« Thérapies de conversion » : une pétition citoyenne pour les interdire dans l’UE atteint le million de signatures

Lancée il y a douze mois, tout se sera joué en cinq jours. L’initiative citoyenne européenne (ICE) créée pour mettre un terme aux pratiques de « thérapies de conversion » vient d’atteindre le seuil du million de signatures nécessaire pour être discutée au Parlement européen.

Une ICE permet à tout citoyen de l’Union européenne (UE) de lancer un appel à la signature afin qu’un sujet soit discuté dans l’hémicycle strasbourgeois.

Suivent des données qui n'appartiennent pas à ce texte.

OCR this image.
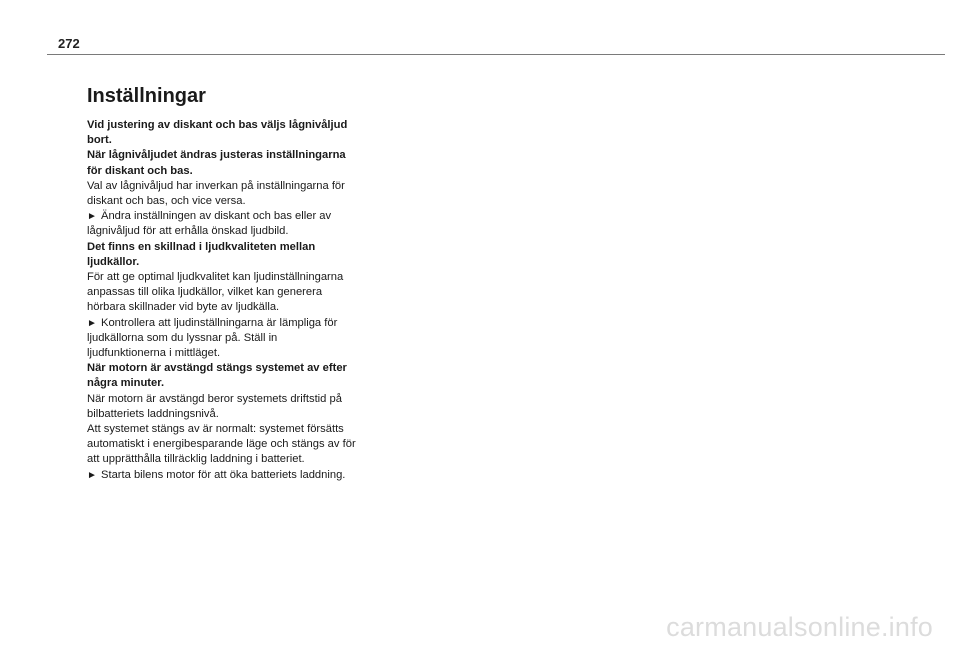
272
Inställningar

Vid justering av diskant och bas väljs lågnivåljud bort.

När lågnivåljudet ändras justeras inställningarna för diskant och bas.

Val av lågnivåljud har inverkan på inställningarna för diskant och bas, och vice versa.

► Ändra inställningen av diskant och bas eller av lågnivåljud för att erhålla önskad ljudbild.

Det finns en skillnad i ljudkvaliteten mellan ljudkällor.

För att ge optimal ljudkvalitet kan ljudinställningarna anpassas till olika ljudkällor, vilket kan generera hörbara skillnader vid byte av ljudkälla.

► Kontrollera att ljudinställningarna är lämpliga för ljudkällorna som du lyssnar på. Ställ in ljudfunktionerna i mittläget.

När motorn är avstängd stängs systemet av efter några minuter.

När motorn är avstängd beror systemets driftstid på bilbatteriets laddningsnivå.

Att systemet stängs av är normalt: systemet försätts automatiskt i energibesparande läge och stängs av för att upprätthålla tillräcklig laddning i batteriet.

► Starta bilens motor för att öka batteriets laddning.

carmanualsonline.info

Si un million de signatures sont réunies dans un délai de 12 mois, et qu’un seuil de participation minimum est dépassé dans au moins sept pays-membres (dans ce cas-ci, la France, l’Allemagne, l’Irlande, l’Espagne, la Slovénie, la Finlande, les Pays-Bas et la Belgique) alors, quelques formalités mises à part, l’organisateur pourra présenter son initiative devant les eurodéputés, qui seront tenus de s’y intéresser.

Après ça, les issues sont diverses. Un acte législatif peut en ressortir, mais le Parlement européen peut aussi choisir de ne rien faire. Toujours est-il qu’une ICE menée à terme envoie un message fort.

Bruno Retailleau s’est opposé à leur interdiction

Vestiges d’une époque où l’homosexualité était encore largement considérée comme une maladie à traiter, les « thérapies de conversion » sont nées aux États-Unis dans les années 1950 avant de se répandre dans le monde et en Europe. Leur objectif est de modifier l’orientation sexuelle d’un individu, autrement dit « soigner » son homosexualité pour le convertir à l’hétérosexualité, vue comme une norme.

Pour ce faire, les pseudo-thérapeutes ont recours à des méthodes violentes physiquement et psychiquement : exorcisme, électrochocs, internement, injections d’hormones, bourrage de crâne… Des faits qui ont valu aux « thérapies de conversion » d’être considérées comme « des actes de torture » par l’ONU. Les seuls effets prouvés de ces pratiques sont d’impacter dramatiquement la santé mentale et physique des victimes : isolement, dépression ou encore suicide. Loin donc du « retour sur le droit chemin » vendu par les homophobes.

En France, ces pratiques sont interdites depuis 2022. La loi avait été adoptée à l’unanimité par l’Assemblée nationale. En revanche, lors du vote au Sénat, les Républicains et Bruno Retailleau, désormais ministre de l’Intérieur, s’y étaient opposés. Dans l’Union européenne, six autres pays ont eux aussi prohibé ces pratiques, à savoir l’Espagne, l’Allemagne, la Belgique, la Grèce, Malte et le Portugal. Sept pays seulement sur les 27 qui constituent l’UE.

Les Français, premiers signataires

L’initiative citoyenne européenne, « c’est un moyen de donner la parole aux citoyens européens, de pouvoir dire à la Commission « Nous voulons que vous fassiez quelque chose » », déclarait Mattéo Garguilo sur le site Citizens initiative. Cet étudiant lyonnais en sciences politiques est à l’origine de cette ICE. Il est le fondateur de l’association ACT, pour « Against Conversion Therapy » (contre les « thérapies de conversion », littéralement), et initie la démarche citoyenne début 2024, seulement un an après la naissance d’ACT.

Les signatures se sont longtemps fait attendre. Mais depuis le début de cette semaine, un engouement populaire soudain a favorisé l’initiative, qui a été largement partagée sur les réseaux sociaux, notamment par des personnalités publiques et politiques : des députés du Nouveau Front populaire aux chanteurs Stromae et Angèle, en passant par l’ancien premier ministre, Gabriel Attal.

Un bond de participation à quelques jours de la date limite, ce 17 mai, qui doit beaucoup à la mobilisation en France. Sur un million de signatures récoltées, l’hexagone est largement le plus gros contributeur (530 000, loin devant l’Espagne et ses 124 000 paraphes).

Depuis la création de l’initiative citoyenne européenne en 2012, 119 ICE ont été lancées. Mais elles sont régulièrement critiquées pour leurs conditions strictes d’application, qui impliquent de faire une campagne massive dans au moins sept pays de l’UE qui favoriserait les grosses machines de lobbying. Pour preuve des limites du dispositif, seules 12 d’entre elles ont obtenu une réponse ou sont à l’étude. Le succès de la démarche de Mattéo Garguilo pourrait créer un précédent.